Norwegian Hydrogen has received NOK 20 million in grants from the Swedish Energy Agency for the construction of a hydrogen filling station in Visby on Gotland. “Another important milestone for us,” says Per Øyvind Voie, Managing Director for refueling in Norwegian Hydrogen.
“This marks the start of building a new network of hydrogen filling stations aimed directly at heavy transport and is thus a major and important milestone for us. When the station opens, it will have a capacity of at least 1500kg of hydrogen per day, which is enough to fill 30-40 heavy-duty trucks.”
The support Norwegian Hydrogen has received comes from a support program called Regional Electrification Pilots.
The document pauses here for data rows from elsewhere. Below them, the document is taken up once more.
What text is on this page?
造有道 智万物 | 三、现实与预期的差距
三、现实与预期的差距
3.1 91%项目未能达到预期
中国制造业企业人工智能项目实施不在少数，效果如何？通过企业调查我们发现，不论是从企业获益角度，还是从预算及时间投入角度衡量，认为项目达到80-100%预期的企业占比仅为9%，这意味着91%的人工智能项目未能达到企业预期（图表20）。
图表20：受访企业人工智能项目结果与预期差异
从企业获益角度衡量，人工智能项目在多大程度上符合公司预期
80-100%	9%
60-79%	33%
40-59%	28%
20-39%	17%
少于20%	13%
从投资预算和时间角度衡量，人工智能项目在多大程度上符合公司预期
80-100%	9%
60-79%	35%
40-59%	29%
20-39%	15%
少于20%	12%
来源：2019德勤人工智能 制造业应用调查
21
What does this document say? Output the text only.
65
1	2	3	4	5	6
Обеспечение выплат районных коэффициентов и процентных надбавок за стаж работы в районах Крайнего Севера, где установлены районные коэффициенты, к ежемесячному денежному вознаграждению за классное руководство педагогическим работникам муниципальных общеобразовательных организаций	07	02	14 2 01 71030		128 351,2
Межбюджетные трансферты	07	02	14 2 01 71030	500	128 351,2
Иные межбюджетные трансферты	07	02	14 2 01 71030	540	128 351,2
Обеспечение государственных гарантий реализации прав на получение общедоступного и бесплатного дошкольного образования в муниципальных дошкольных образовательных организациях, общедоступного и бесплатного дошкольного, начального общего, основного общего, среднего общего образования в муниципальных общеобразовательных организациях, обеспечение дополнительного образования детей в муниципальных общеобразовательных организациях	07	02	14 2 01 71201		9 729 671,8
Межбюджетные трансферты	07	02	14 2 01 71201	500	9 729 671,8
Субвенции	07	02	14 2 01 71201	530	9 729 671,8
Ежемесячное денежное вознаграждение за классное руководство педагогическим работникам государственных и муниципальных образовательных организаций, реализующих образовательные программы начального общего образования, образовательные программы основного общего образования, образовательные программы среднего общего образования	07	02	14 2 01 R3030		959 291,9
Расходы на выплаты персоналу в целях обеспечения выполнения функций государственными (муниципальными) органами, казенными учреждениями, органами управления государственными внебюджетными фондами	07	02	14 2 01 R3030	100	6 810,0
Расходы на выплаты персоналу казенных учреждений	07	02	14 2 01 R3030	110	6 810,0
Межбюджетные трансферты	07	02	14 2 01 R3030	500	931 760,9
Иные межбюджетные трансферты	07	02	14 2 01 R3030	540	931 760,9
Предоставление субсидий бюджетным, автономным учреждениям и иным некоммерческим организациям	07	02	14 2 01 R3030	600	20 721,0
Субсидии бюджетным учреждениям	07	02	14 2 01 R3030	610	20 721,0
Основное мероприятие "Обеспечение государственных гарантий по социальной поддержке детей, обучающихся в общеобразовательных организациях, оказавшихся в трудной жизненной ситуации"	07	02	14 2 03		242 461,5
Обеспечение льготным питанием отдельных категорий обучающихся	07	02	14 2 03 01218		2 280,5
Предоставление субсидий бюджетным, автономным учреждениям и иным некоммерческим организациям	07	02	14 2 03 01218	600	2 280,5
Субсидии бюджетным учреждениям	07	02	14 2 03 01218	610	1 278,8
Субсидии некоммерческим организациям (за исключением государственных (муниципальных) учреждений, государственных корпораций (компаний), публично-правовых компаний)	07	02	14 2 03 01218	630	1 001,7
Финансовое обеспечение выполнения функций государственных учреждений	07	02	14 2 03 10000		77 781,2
Through the program, the Swedish Energy Agency has provided support for a total of 13 new hydrogen fueling stations. The grant is intended to cover 100% of the costs, but Voie assumes that the total cost will be somewhat higher than SEK 20 million. “We see that the prices of equipment have increased significantly lately, and the grant will therefore not cover the entire investment. The overall support rate will nevertheless be very good compared to for instance in Norway.”
In Norway, the maximum support rate for filling stations is 40%. But first, an end customer must have invested in heavy trucks. “I would encourage Norwegian politicians to learn from Sweden. The infrastructure must be in place first if we are to succeed in cutting emissions from heavy transport, and then the level of support must be increased. In Sweden, they launch competitions to decide who should receive grants to build their infrastructure.
Norwegian Hydrogen has great ambitions and is in the process of building a network of hydrogen fueling stations aimed at heavy transport throughout the entire Nordic region. Last week, it was announced that the company acquired HydRe Oy, a Helsinki-based company hydrogen fueling company, focusing on Finland and the Baltics.
“We are actively working to find relevant locations, develop them, get in touch with potential customers, and trigger public support in order to expand the network as quickly as possible. Our goal is for trucks and other heavy vehicles to be able to drive emission-free. Then the infrastructure must be in place – and we will take a lead I this process,” concludes Per Øyvind Voie.